Source: author’s chart

Even though I have a relatively small portfolio, it is important for me to maintain a good balance. My portfolio shows 13 companies split among 9 different sectors with 7 of them showing between 9% and 21% of my total portfolio. You will notice that highly volatile sectors such as basic materials and energy are the other 2 small sectors closing the list with 2% and 3%. I don’t need to take speculative risk with my portfolio as I have my two feet well established on solid ground. This makes a great difference when picking my next purchase!

Investment Returns

Now that the theory has been shared, it’s time to show if this has been a successful strategy, right? Here are my past 4 year’s results as at March 25th:

2012 2013 2014 2015 YTD
My portfolio 1.90% 21.70% 16.40% 8.80% 0.80%
VIG 10.42% 26.20% 11.07% -1.77% 5.07%
XDV 7.59% 18.68% 6.69% -13.40% 5.29%

Source: author’s chart (Total returns for my portfolio and VIG and XDV)

As previously mentioned, 2012 isn’t really representative of my dividend growth strategy, but still, it is part of my investment return. Overall, I’m quite proud of my results. If I had invested $100 in 2012 in my portfolio, it would worth $158.31 today. If I had invested in the VIG, I would have $159.90 and if I had invested in the XDV, the result would have been $124.21. Therefore, I’m doing better than my benchmark indexes. Or, if you prefer, I should continue spending time to do my own research instead of index investing ;-).

I’ve applied the same rule I use for my portfolio to manage our 12 DSR portfolios. Our results since October 2013 are even better. You can check them out here.

Dividend Payments

As you already know, I’m not a big fan of tracking my dividend income.  However, what really interests me is my dividend income growth rate. It is important not just looking at the dividend income, but to look at how much you increased the capital at the same time. For example, if your dividend payment went from $1,000/year to $2,000/year within a period of 5 years this looks very good. However, if you had $30,000 invested on year one (generating a 3.33% dividend yield) and you keep saving money and add another $30,000 of savings over the next 5 years, you still generate the same dividend yield. Therefore;  you are not doing very good at dividend growth investing. You are just doing great at saving money (but really, any type of investment would do since your strength is in saving money, not investing it).

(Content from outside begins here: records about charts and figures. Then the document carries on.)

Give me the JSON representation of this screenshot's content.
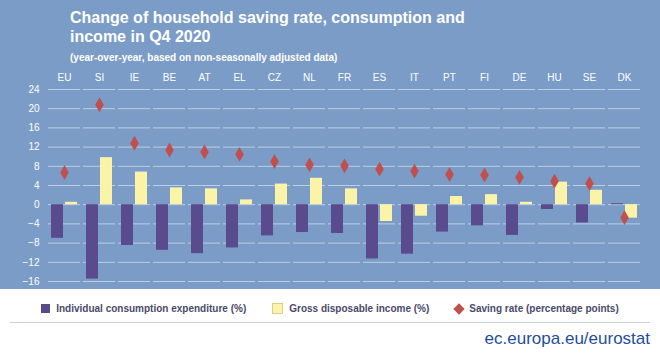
{
  "chart_data": {
    "type": "bar",
    "title": "Change of household saving rate, consumption and income in Q4 2020",
    "subtitle": "(year-over-year, based on non-seasonally adjusted data)",
    "source": "ec.europa.eu/eurostat",
    "categories": [
      "EU",
      "SI",
      "IE",
      "BE",
      "AT",
      "EL",
      "CZ",
      "NL",
      "FR",
      "ES",
      "IT",
      "PT",
      "FI",
      "DE",
      "HU",
      "SE",
      "DK"
    ],
    "series": [
      {
        "name": "Individual consumption expenditure (%)",
        "type": "bar",
        "color": "#5a4a8e",
        "values": [
          -7.0,
          -15.5,
          -8.5,
          -9.5,
          -10.2,
          -9.0,
          -6.5,
          -5.8,
          -6.0,
          -11.3,
          -10.3,
          -5.7,
          -4.4,
          -6.4,
          -1.0,
          -3.8,
          0.2
        ]
      },
      {
        "name": "Gross disposable income (%)",
        "type": "bar",
        "color": "#fbf4a8",
        "values": [
          0.5,
          9.8,
          6.8,
          3.5,
          3.3,
          1.0,
          4.3,
          5.5,
          3.3,
          -3.5,
          -2.4,
          1.7,
          2.1,
          0.5,
          4.7,
          3.0,
          -2.8
        ]
      },
      {
        "name": "Saving rate (percentage points)",
        "type": "scatter",
        "marker": "diamond",
        "color": "#c0504d",
        "values": [
          6.7,
          20.8,
          12.8,
          11.4,
          11.0,
          10.5,
          9.0,
          8.3,
          8.1,
          7.4,
          7.0,
          6.3,
          6.2,
          5.7,
          4.9,
          4.4,
          -2.7
        ]
      }
    ],
    "ylim": [
      -16,
      24
    ],
    "yticks": [
      -16,
      -12,
      -8,
      -4,
      0,
      4,
      8,
      12,
      16,
      20,
      24
    ],
    "grid": true,
    "legend": "bottom"
  }
}
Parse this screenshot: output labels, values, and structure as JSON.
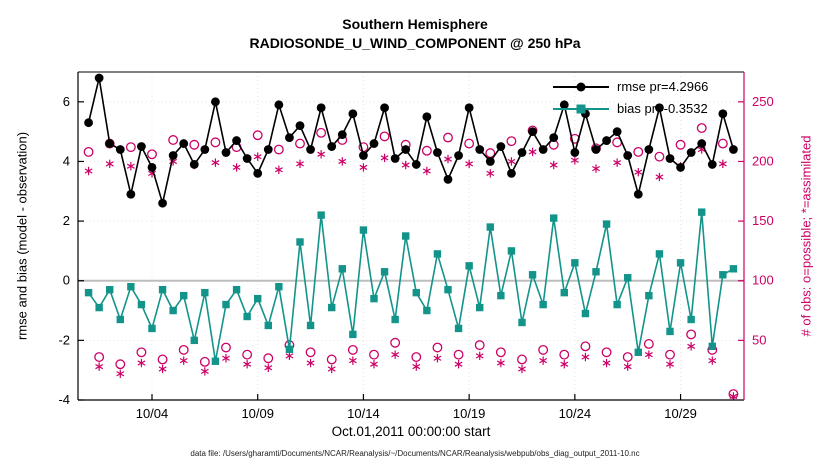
{
  "header": {
    "title": "Southern Hemisphere",
    "subtitle": "RADIOSONDE_U_WIND_COMPONENT @ 250 hPa"
  },
  "footer": {
    "note": "data file: /Users/gharamti/Documents/NCAR/Reanalysis/~/Documents/NCAR/Reanalysis/webpub/obs_diag_output_2011-10.nc"
  },
  "chart_data": {
    "type": "line",
    "title": "Southern Hemisphere",
    "subtitle": "RADIOSONDE_U_WIND_COMPONENT @ 250 hPa",
    "xlabel": "Oct.01,2011 00:00:00 start",
    "ylabel_left": "rmse and bias (model - observation)",
    "ylabel_right": "# of obs: o=possible; *=assimilated",
    "xlim": [
      0.5,
      32
    ],
    "ylim_left": [
      -4,
      7
    ],
    "ylim_right": [
      0,
      275
    ],
    "grid": true,
    "legend_position": "top-right-inside",
    "xticks": [
      {
        "value": 4,
        "label": "10/04"
      },
      {
        "value": 9,
        "label": "10/09"
      },
      {
        "value": 14,
        "label": "10/14"
      },
      {
        "value": 19,
        "label": "10/19"
      },
      {
        "value": 24,
        "label": "10/24"
      },
      {
        "value": 29,
        "label": "10/29"
      }
    ],
    "yticks_left": [
      -4,
      -2,
      0,
      2,
      4,
      6
    ],
    "yticks_right": [
      50,
      100,
      150,
      200,
      250
    ],
    "colors": {
      "rmse": "#000000",
      "bias": "#13948b",
      "obs": "#cc0066",
      "zero_line": "#bdbdbd",
      "grid": "#e4e4e4",
      "axis_left": "#000000",
      "axis_right": "#cc0066"
    },
    "legend": [
      {
        "label": "rmse pr=4.2966",
        "marker": "filled-circle",
        "color": "#000000"
      },
      {
        "label": "bias pr=-0.3532",
        "marker": "filled-square",
        "color": "#13948b"
      }
    ],
    "x_days": [
      1,
      1.5,
      2,
      2.5,
      3,
      3.5,
      4,
      4.5,
      5,
      5.5,
      6,
      6.5,
      7,
      7.5,
      8,
      8.5,
      9,
      9.5,
      10,
      10.5,
      11,
      11.5,
      12,
      12.5,
      13,
      13.5,
      14,
      14.5,
      15,
      15.5,
      16,
      16.5,
      17,
      17.5,
      18,
      18.5,
      19,
      19.5,
      20,
      20.5,
      21,
      21.5,
      22,
      22.5,
      23,
      23.5,
      24,
      24.5,
      25,
      25.5,
      26,
      26.5,
      27,
      27.5,
      28,
      28.5,
      29,
      29.5,
      30,
      30.5,
      31,
      31.5
    ],
    "series": [
      {
        "name": "rmse pr=4.2966",
        "axis": "left",
        "marker": "filled-circle",
        "line": true,
        "color": "#000000",
        "values": [
          5.3,
          6.8,
          4.6,
          4.4,
          2.9,
          4.5,
          3.8,
          2.6,
          4.2,
          4.6,
          3.9,
          4.4,
          6.0,
          4.3,
          4.7,
          4.1,
          3.6,
          4.4,
          5.9,
          4.8,
          5.2,
          4.4,
          5.8,
          4.5,
          4.9,
          5.6,
          4.2,
          4.6,
          5.8,
          4.1,
          4.4,
          3.9,
          5.5,
          4.3,
          3.4,
          4.2,
          5.8,
          4.4,
          4.0,
          4.5,
          3.6,
          4.3,
          5.0,
          4.4,
          4.8,
          5.9,
          4.3,
          5.6,
          4.4,
          4.7,
          5.0,
          4.2,
          2.9,
          4.4,
          5.8,
          4.1,
          3.8,
          4.3,
          4.6,
          3.9,
          5.6,
          4.4
        ]
      },
      {
        "name": "bias pr=-0.3532",
        "axis": "left",
        "marker": "filled-square",
        "line": true,
        "color": "#13948b",
        "values": [
          -0.4,
          -0.9,
          -0.3,
          -1.3,
          -0.2,
          -0.8,
          -1.6,
          -0.3,
          -1.0,
          -0.5,
          -2.0,
          -0.4,
          -2.7,
          -0.8,
          -0.3,
          -1.2,
          -0.6,
          -1.5,
          -0.2,
          -2.3,
          1.3,
          -1.5,
          2.2,
          -0.9,
          0.4,
          -1.8,
          1.7,
          -0.6,
          0.3,
          -1.3,
          1.5,
          -0.4,
          -1.0,
          0.9,
          -0.3,
          -1.6,
          0.5,
          -0.9,
          1.8,
          -0.5,
          1.0,
          -1.4,
          0.2,
          -0.8,
          2.1,
          -0.4,
          0.6,
          -1.1,
          0.3,
          1.9,
          -0.8,
          0.1,
          -2.4,
          -0.5,
          0.9,
          -1.7,
          0.6,
          -1.3,
          2.3,
          -2.2,
          0.2,
          0.4
        ]
      },
      {
        "name": "N possible",
        "axis": "right",
        "marker": "open-circle",
        "line": false,
        "color": "#cc0066",
        "values": [
          208,
          36,
          215,
          30,
          212,
          40,
          206,
          34,
          218,
          42,
          214,
          32,
          216,
          44,
          212,
          38,
          222,
          35,
          210,
          46,
          215,
          40,
          224,
          34,
          218,
          42,
          212,
          38,
          221,
          48,
          214,
          36,
          209,
          44,
          220,
          38,
          215,
          46,
          207,
          40,
          217,
          34,
          226,
          42,
          214,
          38,
          219,
          45,
          211,
          40,
          216,
          36,
          208,
          47,
          204,
          38,
          214,
          55,
          228,
          42,
          215,
          5
        ]
      },
      {
        "name": "N assimilated",
        "axis": "right",
        "marker": "asterisk",
        "line": false,
        "color": "#cc0066",
        "values": [
          192,
          28,
          198,
          22,
          196,
          31,
          190,
          26,
          200,
          33,
          197,
          24,
          199,
          35,
          195,
          30,
          204,
          27,
          193,
          37,
          198,
          31,
          206,
          26,
          200,
          33,
          195,
          30,
          203,
          38,
          197,
          28,
          192,
          35,
          202,
          30,
          198,
          37,
          190,
          31,
          200,
          26,
          208,
          33,
          197,
          30,
          201,
          36,
          194,
          31,
          199,
          28,
          191,
          38,
          187,
          30,
          196,
          45,
          210,
          33,
          198,
          3
        ]
      }
    ]
  }
}
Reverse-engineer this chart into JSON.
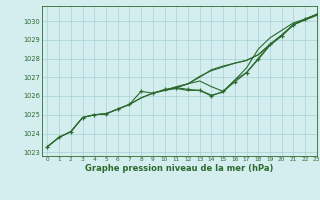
{
  "xlabel": "Graphe pression niveau de la mer (hPa)",
  "bg_color": "#d4eef0",
  "grid_color": "#a8d0d4",
  "line_color": "#2d6a2d",
  "xlim": [
    -0.5,
    23
  ],
  "ylim": [
    1022.8,
    1030.8
  ],
  "yticks": [
    1023,
    1024,
    1025,
    1026,
    1027,
    1028,
    1029,
    1030
  ],
  "xticks": [
    0,
    1,
    2,
    3,
    4,
    5,
    6,
    7,
    8,
    9,
    10,
    11,
    12,
    13,
    14,
    15,
    16,
    17,
    18,
    19,
    20,
    21,
    22,
    23
  ],
  "line_main_x": [
    0,
    1,
    2,
    3,
    4,
    5,
    6,
    7,
    8,
    9,
    10,
    11,
    12,
    13,
    14,
    15,
    16,
    17,
    18,
    19,
    20,
    21,
    22,
    23
  ],
  "line_main_y": [
    1023.3,
    1023.8,
    1024.1,
    1024.85,
    1025.0,
    1025.05,
    1025.3,
    1025.55,
    1026.25,
    1026.15,
    1026.35,
    1026.45,
    1026.35,
    1026.3,
    1026.0,
    1026.25,
    1026.75,
    1027.25,
    1028.0,
    1028.75,
    1029.2,
    1029.8,
    1030.1,
    1030.35
  ],
  "line_a_x": [
    0,
    1,
    2,
    3,
    4,
    5,
    6,
    7,
    8,
    9,
    10,
    11,
    12,
    13,
    14,
    15,
    16,
    17,
    18,
    19,
    20,
    21,
    22,
    23
  ],
  "line_a_y": [
    1023.3,
    1023.8,
    1024.1,
    1024.85,
    1025.0,
    1025.05,
    1025.3,
    1025.55,
    1025.9,
    1026.15,
    1026.3,
    1026.4,
    1026.3,
    1026.3,
    1026.05,
    1026.2,
    1026.85,
    1027.25,
    1027.95,
    1028.7,
    1029.2,
    1029.8,
    1030.05,
    1030.3
  ],
  "line_b_x": [
    0,
    1,
    2,
    3,
    4,
    5,
    6,
    7,
    8,
    9,
    10,
    11,
    12,
    13,
    14,
    15,
    16,
    17,
    18,
    19,
    20,
    21,
    22,
    23
  ],
  "line_b_y": [
    1023.3,
    1023.8,
    1024.1,
    1024.85,
    1025.0,
    1025.05,
    1025.3,
    1025.55,
    1025.9,
    1026.15,
    1026.3,
    1026.45,
    1026.65,
    1027.05,
    1027.35,
    1027.55,
    1027.75,
    1027.9,
    1028.2,
    1028.75,
    1029.25,
    1029.8,
    1030.1,
    1030.35
  ],
  "line_c_x": [
    10,
    11,
    12,
    13,
    14,
    15,
    16,
    17,
    18,
    19,
    20,
    21,
    22,
    23
  ],
  "line_c_y": [
    1026.3,
    1026.45,
    1026.65,
    1026.8,
    1026.5,
    1026.25,
    1026.85,
    1027.5,
    1028.5,
    1029.1,
    1029.5,
    1029.9,
    1030.1,
    1030.35
  ],
  "line_d_x": [
    10,
    11,
    12,
    13,
    14,
    15,
    16,
    17,
    18,
    19,
    20,
    21,
    22,
    23
  ],
  "line_d_y": [
    1026.3,
    1026.5,
    1026.65,
    1027.0,
    1027.4,
    1027.6,
    1027.75,
    1027.9,
    1028.2,
    1028.75,
    1029.25,
    1029.8,
    1030.1,
    1030.35
  ],
  "font_color": "#2d6a2d"
}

Here’s how both my dividend income and savings grew over the past 4 years:

2012 2013 2014 2015
Dividend Growth Rate N/A 28.48% 28.35% 15.32%
Capital Growth Rate N/A 17.81% 12.51% 1.90%

Source: author’s chart

As you can see, I was able to save more money in 2013 and 2014. This helped boost my dividend growth rate by nearly 30%. But the dividend growth rate of 2015 is most interesting in my opinion since it has been generated almost exclusively by my current holdings and not by additional contributions to my investment account. This is where I see the “true” power of dividend growth investing; the dividend income grew by itself!

Thoughts on my portfolio?

At the moment, I’m fairly happy with my portfolio and the past years’ results. The only bad thing about investing is that your investment strategy takes years to be proven. Having success over the past 4 years is not enough to claim that my system is flawless. It is just enough to claim that it works… at the moment ????

I’d like to read what you think of my portfolio or investing style? Do we share similar holdings?